A Conductor’s Sympathy.
(1) [Referring to only my second evening spent with men of Ft. Y.] Next they led me to a tree, and said they were going to get a rope and hang me. [Teasing.] I thought they intended great violence, and to save myself, while still held by them, fell to the ground, feigning to have a fit. This ruse frightened them, and they all ran off, fearing they had seriously injured me by their rough treatment. I lay in the woods until they were out of hearing, then arose and walked to the depot. But it was dark and I lost my way, and arrived at the wrong depot. I had my return ticket, which I had kept safe in my sock, but the conductor demanded an extra nickel. I told him I had no money, except a dollar sewed in my clothes. This I secured and paid him. I told him the soldiers had taken all of my money, and how roughly they had handled me, of course confessing myself to be an invert. It was surprising to hear his words of condolence, coming as they did from an uneducated conductor, the most beautiful words of sympathy I ever heard, just like the words of the Savior to the woman taken in adultery. Among other things he said: “If only every one lived as harmless a life as you, this world would be all right.”
Female and Infant Impersonation Natural.
(2) I sat down on a stone wall near the reservation to eat my lunch. I was both sick and exhausted, and wept while eating, and regretted I had come when I was feeling ill. But I felt that I couldn’t keep away. I longed to be where I am regarded as a girl and a baby, and where I am flirted with and petted.... I also mourned my fate, reflecting on my errand, and realizing that I was doing what would ostracize me and shock society if they heard of it.
(3) I often ask myself: When will it all end? I answer: When I am thirty years old. [I was then twenty-eight.] Then I shall be no longer youthful, and only a youthful person can be a professional fairie. A fairie over thirty is unthinkable. If I still have strong desire after that age, I shall have to seek some one in private [This came true] instead of flaunting myself as a fairie before the public gaze. For a male of over thirty to act the woman and the baby before a company of men would be unthinkable. But now, at my present age, it seems to me natural and not unbecoming.

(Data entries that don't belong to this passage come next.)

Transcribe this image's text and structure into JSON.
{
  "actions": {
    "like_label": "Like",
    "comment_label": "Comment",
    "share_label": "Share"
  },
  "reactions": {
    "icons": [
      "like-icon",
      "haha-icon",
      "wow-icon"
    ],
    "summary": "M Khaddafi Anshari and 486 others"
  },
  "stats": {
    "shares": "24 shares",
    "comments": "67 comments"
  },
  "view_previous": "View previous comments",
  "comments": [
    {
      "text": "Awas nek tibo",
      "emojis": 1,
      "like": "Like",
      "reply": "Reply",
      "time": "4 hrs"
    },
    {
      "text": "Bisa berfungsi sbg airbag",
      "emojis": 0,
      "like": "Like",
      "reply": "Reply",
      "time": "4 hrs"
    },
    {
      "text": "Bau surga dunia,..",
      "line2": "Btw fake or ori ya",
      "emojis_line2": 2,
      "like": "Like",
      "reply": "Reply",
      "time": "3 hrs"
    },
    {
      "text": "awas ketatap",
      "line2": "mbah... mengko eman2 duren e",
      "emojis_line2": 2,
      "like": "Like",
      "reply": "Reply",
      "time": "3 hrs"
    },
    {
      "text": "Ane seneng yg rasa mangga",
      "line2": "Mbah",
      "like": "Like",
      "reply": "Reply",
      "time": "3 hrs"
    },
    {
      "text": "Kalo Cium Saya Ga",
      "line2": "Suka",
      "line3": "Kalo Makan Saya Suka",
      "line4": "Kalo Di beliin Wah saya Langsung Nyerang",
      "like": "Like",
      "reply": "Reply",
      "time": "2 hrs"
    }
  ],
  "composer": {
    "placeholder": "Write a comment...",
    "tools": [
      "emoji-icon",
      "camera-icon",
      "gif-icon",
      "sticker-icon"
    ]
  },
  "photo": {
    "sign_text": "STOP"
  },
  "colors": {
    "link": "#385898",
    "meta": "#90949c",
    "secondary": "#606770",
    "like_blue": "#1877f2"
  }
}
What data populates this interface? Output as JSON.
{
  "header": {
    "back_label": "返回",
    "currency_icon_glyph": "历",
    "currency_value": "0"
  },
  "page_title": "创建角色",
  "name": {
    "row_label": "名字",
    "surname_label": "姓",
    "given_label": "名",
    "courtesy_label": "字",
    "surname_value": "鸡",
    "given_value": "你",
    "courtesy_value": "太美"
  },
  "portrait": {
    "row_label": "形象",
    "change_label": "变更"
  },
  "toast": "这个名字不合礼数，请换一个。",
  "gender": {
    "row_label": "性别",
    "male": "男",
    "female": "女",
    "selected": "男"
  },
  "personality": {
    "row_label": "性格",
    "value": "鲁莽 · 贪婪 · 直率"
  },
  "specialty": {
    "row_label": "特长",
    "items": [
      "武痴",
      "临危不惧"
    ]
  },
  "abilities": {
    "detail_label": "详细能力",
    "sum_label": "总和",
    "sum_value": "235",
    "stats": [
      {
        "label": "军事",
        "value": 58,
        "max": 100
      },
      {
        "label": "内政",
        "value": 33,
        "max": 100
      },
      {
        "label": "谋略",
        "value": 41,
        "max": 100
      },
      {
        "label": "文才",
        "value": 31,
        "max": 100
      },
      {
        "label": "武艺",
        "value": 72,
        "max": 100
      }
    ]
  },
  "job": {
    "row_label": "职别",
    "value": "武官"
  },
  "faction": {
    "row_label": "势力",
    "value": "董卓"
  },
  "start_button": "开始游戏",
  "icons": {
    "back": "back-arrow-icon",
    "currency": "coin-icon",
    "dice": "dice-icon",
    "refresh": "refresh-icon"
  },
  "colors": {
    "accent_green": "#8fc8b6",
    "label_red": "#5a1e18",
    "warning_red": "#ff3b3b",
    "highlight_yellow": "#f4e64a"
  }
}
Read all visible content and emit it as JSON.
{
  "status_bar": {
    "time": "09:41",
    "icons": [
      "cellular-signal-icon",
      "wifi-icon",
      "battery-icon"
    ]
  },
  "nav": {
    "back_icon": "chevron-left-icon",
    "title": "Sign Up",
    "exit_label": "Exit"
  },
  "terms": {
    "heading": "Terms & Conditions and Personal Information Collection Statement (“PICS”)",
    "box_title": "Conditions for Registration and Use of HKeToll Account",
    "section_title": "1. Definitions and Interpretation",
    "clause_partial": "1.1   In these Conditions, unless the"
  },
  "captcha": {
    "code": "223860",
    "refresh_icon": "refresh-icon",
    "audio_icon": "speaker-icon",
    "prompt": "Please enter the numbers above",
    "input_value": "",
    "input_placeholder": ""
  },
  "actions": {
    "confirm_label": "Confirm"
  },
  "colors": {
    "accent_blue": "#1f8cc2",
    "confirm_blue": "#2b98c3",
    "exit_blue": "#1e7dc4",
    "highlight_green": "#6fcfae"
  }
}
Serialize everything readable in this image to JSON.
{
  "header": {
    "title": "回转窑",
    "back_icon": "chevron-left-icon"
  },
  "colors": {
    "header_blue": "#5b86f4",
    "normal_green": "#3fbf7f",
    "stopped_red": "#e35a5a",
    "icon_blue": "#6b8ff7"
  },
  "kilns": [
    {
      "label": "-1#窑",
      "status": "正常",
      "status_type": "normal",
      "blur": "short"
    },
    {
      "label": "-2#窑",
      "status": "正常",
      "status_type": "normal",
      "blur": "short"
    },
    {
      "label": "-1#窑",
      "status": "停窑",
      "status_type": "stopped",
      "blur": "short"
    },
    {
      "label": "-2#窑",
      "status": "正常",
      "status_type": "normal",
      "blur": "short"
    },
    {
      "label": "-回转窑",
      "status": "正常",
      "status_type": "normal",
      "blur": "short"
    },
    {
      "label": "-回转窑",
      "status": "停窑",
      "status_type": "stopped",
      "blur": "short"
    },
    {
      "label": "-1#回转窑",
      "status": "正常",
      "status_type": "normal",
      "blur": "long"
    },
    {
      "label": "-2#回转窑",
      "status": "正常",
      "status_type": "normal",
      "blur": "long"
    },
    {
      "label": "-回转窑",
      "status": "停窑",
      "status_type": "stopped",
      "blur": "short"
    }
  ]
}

(4) I am sometimes conscience-stricken over my actions. When I entered college, I intended my life to be one of self-denial, and I intended in every act to live over again as nearly as possible the life of Christ. But I am now doing almost nothing to spread the kingdom of God in the hearts of men, and to visit and cheer and relieve the afflicted, and I am indulging in so much animal pleasure.... Nevertheless, though I indulge in promiscuous intercourse, I spend no more moments in the pleasures of Aphrodite than the majority of married people, and I do not make these pleasures the chief aim of life. I spend one evening a week in flirting with what to me is the opposite sex, intensely masculine, fierce, cruel, pugnacious young men, and in dalliance with them. Two hours per week spent in the company of sweethearts, and all the rest of my time spent in seclusion from them. Am I a libertine? Am I indulging excessively in the lower pleasures of life?